The best films this year have been the indie thrillers, a genre that produced Memento and Sexy Beast. The best of these, and perhaps among the best of year, is The Deep End, inspired by Max Ophuls' 1949 film The Reckless Moment, and adapted from the Elizabeth Sanxay Holding novel "The Blank Wall" by collaborative writers, producers, and directors Scott McGehee and David Siegel.

The last film the two made together was Suture, which failed to make its mark seven years ago but showcased the duo's obvious talents to the five of us who saw it. Unlike Suture, The Deep End has its roots in melodrama and noir with a few plot twists that make for a thoroughly modern makeover of a very traditional theme.

The story unfolds after the devoted and very busy mother Margaret Hall (Tilda Swinton) discovers the body of her son's dead lover, an irresistible sleazebag named Darby (Josh Lucas). Assuming her son killed him after a fight, she quickly sets to the task of covering up the murder to protect her son. Here is a mother who would have no problem lifting a car to save her baby.

If she wasn't too afraid to order Darby to stay away from her 17 year-old son Beau (Jonathan Tucker) she most certainly won't back down when she sees that her son's future is in jeopardy because of what did or didn't happen. This mother, like most mothers, gets the big picture - it's not about obeying the law, it's about justice. She doesn't want her son's confession, she doesn't even want to come clean, she only wants to clean up the mess.

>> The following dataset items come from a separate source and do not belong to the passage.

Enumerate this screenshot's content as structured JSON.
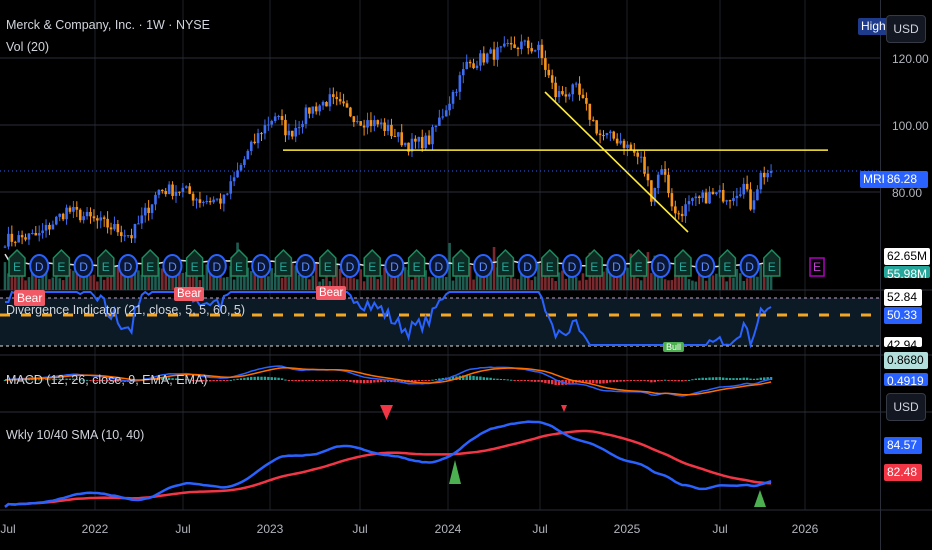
{
  "header": {
    "title": "Merck & Company, Inc. · 1W · NYSE",
    "vol_label": "Vol (20)"
  },
  "indicators": {
    "divergence": "Divergence Indicator (21, close, 5, 5, 60, 5)",
    "macd": "MACD (12, 26, close, 9, EMA, EMA)",
    "sma": "Wkly 10/40 SMA (10, 40)"
  },
  "signals": {
    "bear": "Bear",
    "bull": "Bull"
  },
  "price_axis": {
    "ticks": [
      "120.00",
      "100.00",
      "80.00"
    ],
    "high_label": "High",
    "currency": "USD",
    "symbol": "MRK",
    "last_price": "86.28"
  },
  "volume_axis": {
    "volume": "62.65M",
    "volume_ma": "55.98M"
  },
  "divergence_axis": {
    "upper": "52.84",
    "value": "50.33",
    "lower": "42.94"
  },
  "macd_axis": {
    "macd": "0.8680",
    "signal": "0.4919"
  },
  "sma_axis": {
    "currency": "USD",
    "fast": "84.57",
    "slow": "82.48"
  },
  "earnings": {
    "earnings_letter": "E",
    "dividend_letter": "D"
  },
  "time_axis": [
    "Jul",
    "2022",
    "Jul",
    "2023",
    "Jul",
    "2024",
    "Jul",
    "2025",
    "Jul",
    "2026"
  ],
  "colors": {
    "up": "#3d6df2",
    "down": "#f7931a",
    "accent": "#2962ff",
    "bear": "#f23645",
    "bull": "#4caf50",
    "trendline": "#ffeb3b",
    "sma_fast": "#2962ff",
    "sma_slow": "#f23645"
  },
  "chart_data": {
    "type": "candlestick",
    "interval": "1W",
    "first_week": "Jul 2021",
    "close_keypoints": [
      [
        0,
        65.7
      ],
      [
        10,
        67
      ],
      [
        18,
        74.6
      ],
      [
        26,
        71.6
      ],
      [
        37,
        67
      ],
      [
        45,
        80.6
      ],
      [
        52,
        80.6
      ],
      [
        57,
        77.6
      ],
      [
        64,
        77.6
      ],
      [
        69,
        88
      ],
      [
        75,
        98.5
      ],
      [
        79,
        103
      ],
      [
        83,
        97
      ],
      [
        89,
        104.5
      ],
      [
        95,
        107.5
      ],
      [
        104,
        101.5
      ],
      [
        110,
        100
      ],
      [
        118,
        94
      ],
      [
        124,
        95.5
      ],
      [
        130,
        107.5
      ],
      [
        135,
        118
      ],
      [
        142,
        121
      ],
      [
        151,
        124
      ],
      [
        156,
        122.4
      ],
      [
        161,
        109
      ],
      [
        167,
        110.4
      ],
      [
        174,
        97
      ],
      [
        180,
        95.5
      ],
      [
        186,
        89.5
      ],
      [
        189,
        79
      ],
      [
        192,
        88
      ],
      [
        196,
        73
      ],
      [
        200,
        76
      ],
      [
        206,
        79
      ],
      [
        212,
        79
      ],
      [
        216,
        82
      ],
      [
        218,
        76
      ],
      [
        221,
        85
      ],
      [
        224,
        86.28
      ]
    ],
    "horizontal_line": 92.5,
    "price_range": [
      60,
      130
    ]
  }
}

Margaret's situation is compromised, however, when a dark, desperate stranger named Alec (ER's Goran Visnjic) bribes her for $50,000 to bury what appears to be evidence: videotape of Beau and Darby making love. What follows from this point is part of why the film is so good - when Margaret grapples with her own issues involving her son's homosexuality, we see it in the depth of her gaze, nothing more. McGehee and Siegel clearly know that less is more when working with Swinton's kind of screen presence.

As Alec, Goran Visnjic is somewhere between his hero persona from ER and the villain he played in Practical Magic. He sees about Margaret what we see - a mother who never gets a break, who must do it all alone. Something in her strength cracks Alec's reserve, and in turn, something about his decency cracks hers. They are like water contained - just one crack and it all comes spilling out.

It's no wonder that the film's theme is about seeing beneath the surface, and that this point would be driven home so elegantly with the images of water and the illusions it creates. One shot in particular shows the characters trapped in a drop of water coming out of the faucet. But there are many different versions of water that appear, whether it's water and fish in a tank, or a 5 gallon bottle of drinking water that crashes to the floor, or the sea that has swallowed up Margaret's husband, or finally, the massive Lake Tahoe that's all around them.

Ordinary people pushed to do extraordinary things -- this is how The Deep End draws us in and winds us tightly and doesn't let us free, not to look at our watch, not to think about the plot, barely even to breathe. We watch Tilda Swinton's face, the wordless transformation, the burying of passionate feeling.

The Deep End is being embraced by critics and fans alike, the opposite of what happened with Suture. Part of the credit for that goes to the miraculous performance of Swinton, but the other part is that these are writers and directors who strike a balance that, quite simply, keeps the project in check. Two artists, in this case, work together better than one - so much so that it seems almost silly that the enormous task of directing a film would be left to one person. Here, every aspect of the film has been given full attention - the visuals, consumed with images of water and fish, do not overshadow the story, which is unexpectedly moving. Usually there is one or the other, but rarely both.

Or maybe it's that this kind of film, borne out of an era that placed an entire film on a woman's shoulders, has been too long coming. After all, women characters who aren't just there to be pretty and sexy, in films that aren't preachy or misguided, are few and far between. This film glides along a smooth surface and doesn't take a dive until it knows where it's going, what it's trying to find out, and what it's trying to hide.